London, Sep 27 (IANS): People with schizophrenia have a genetic propensity to smoking, a key risk factor for heart disease, finds a study.
Schizophrenia is known to increase the risk of cardiovascular disease (CVD).
The study, published in The American Journal of Psychiatry, revealed genetic overlap between schizophrenia and CVD risk factors, particularly body mass index (BMI) and smoking.
The genetic overlap between schizophrenia and smoking behavior means that people with schizophrenia may be more affected by nicotine's addictive properties, the researchers said.

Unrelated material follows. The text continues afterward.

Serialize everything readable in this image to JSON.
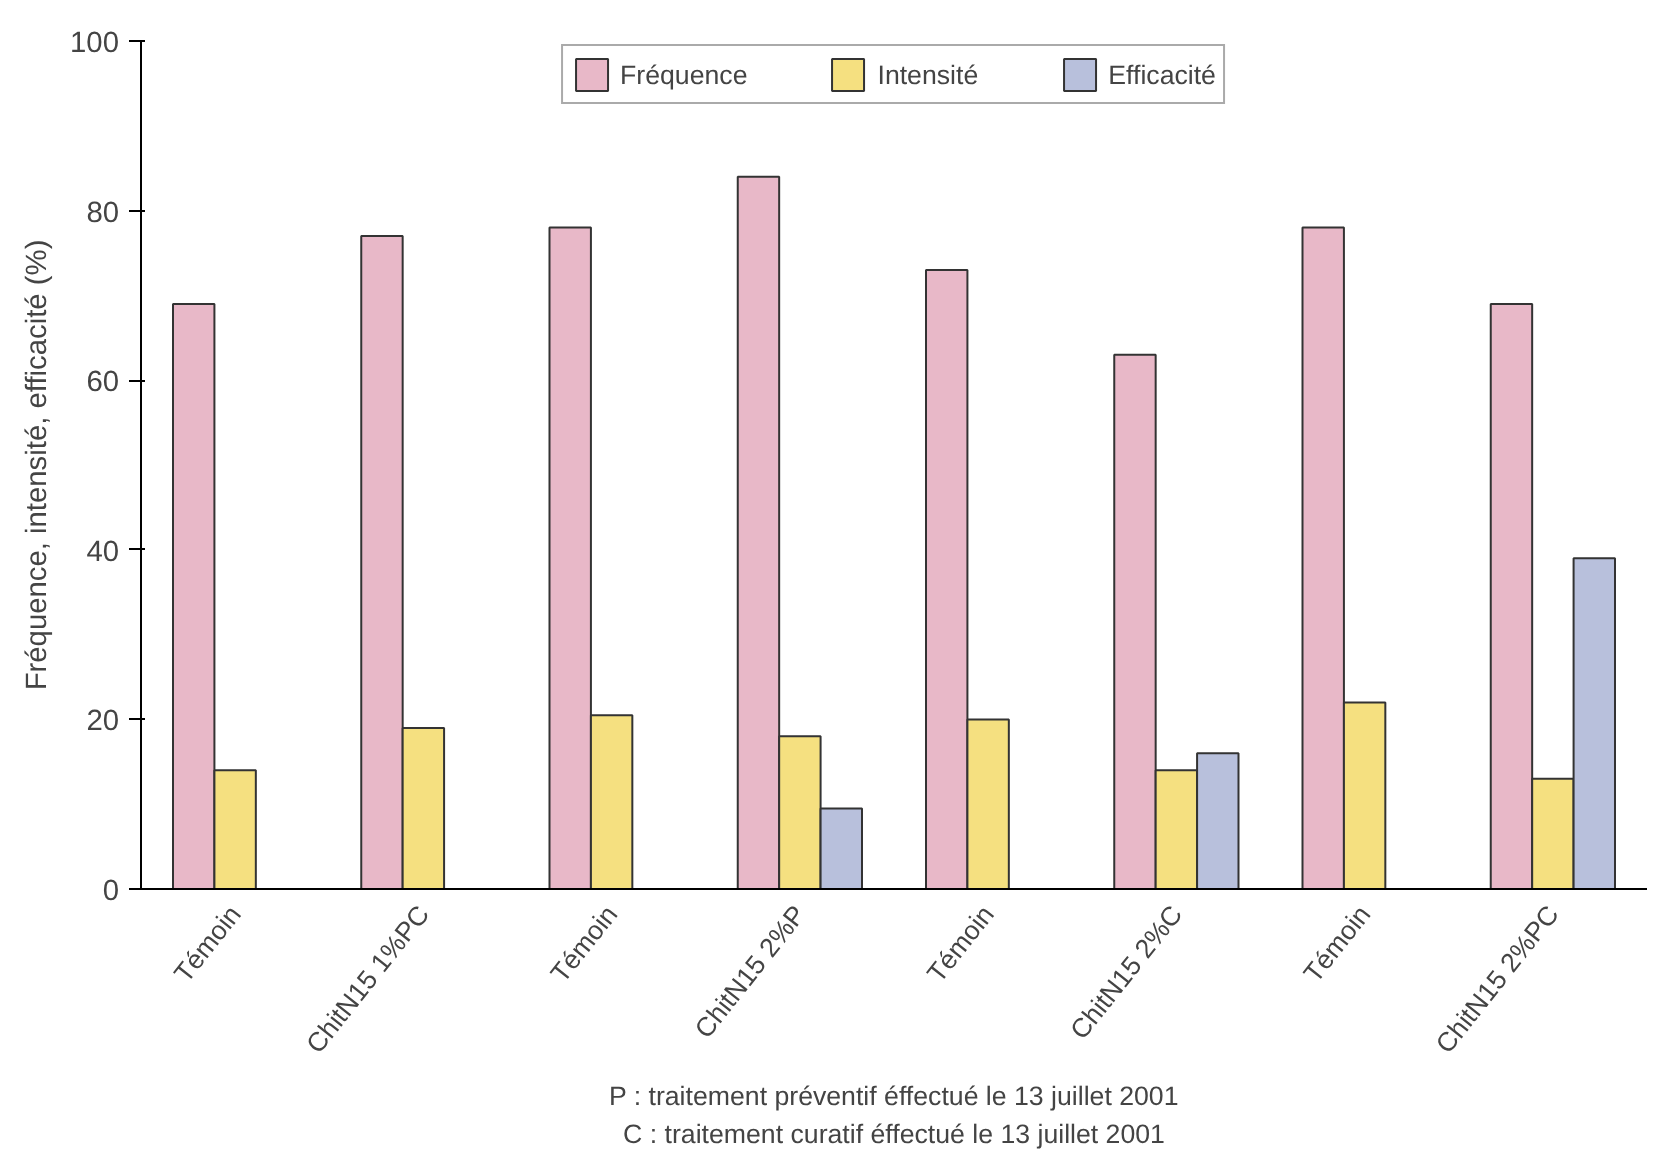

"In particular, patients with schizophrenia experience greater reinforcing effects of nicotine and more severe withdrawal symptoms during abstinence," said Linn Rodevand, from the Norwegian Center for Mental Disorders Research at the University of Oslo.
The research team analysed recent genome-wide association study (GWAS) results to estimate the number of shared genetic variants and pinpoint specific shared locations.
Extensive genetic overlap was found between schizophrenia and CVD risk factors, particularly smoking initiation and BMI.
Several specific shared locations were also found between schizophrenia and waist-to-hip ratio, systolic and diastolic blood pressure, type 2 diabetes, lipids, and coronary artery disease.
In line with previous evidence of higher prevalence of low BMI before the onset of schizophrenia, the study results also indicate that people with schizophrenia are genetically predisposed to lower BMI.
However, obesity is also more common in individuals with schizophrenia than those in the general population.
The findings indicate that factors other than common genetic variants play an important role in weight gain in schizophrenia, including adverse effects of antipsychotics and symptoms, depression, and socioeconomic challenges that contribute to unhealthy lifestyles. In addition, genetic factors likely play an important role in antipsychotic-induced weight gain.
The overlapping locations between schizophrenia and lipids, blood pressure, waist-to-hip ratio, type 2 diabetes, and coronary artery disease had mixed effect directions.
This means that half of the genetic variants influencing schizophrenia were associated with increased cardiovascular disease risk, while the other half were associated with reduced cardiovascular disease risk, the researchers said.
This may suggest that subgroups of people with schizophrenia vary in their genetic vulnerability to CVD, which can underlie some of the differences in CVD comorbidity, the team said.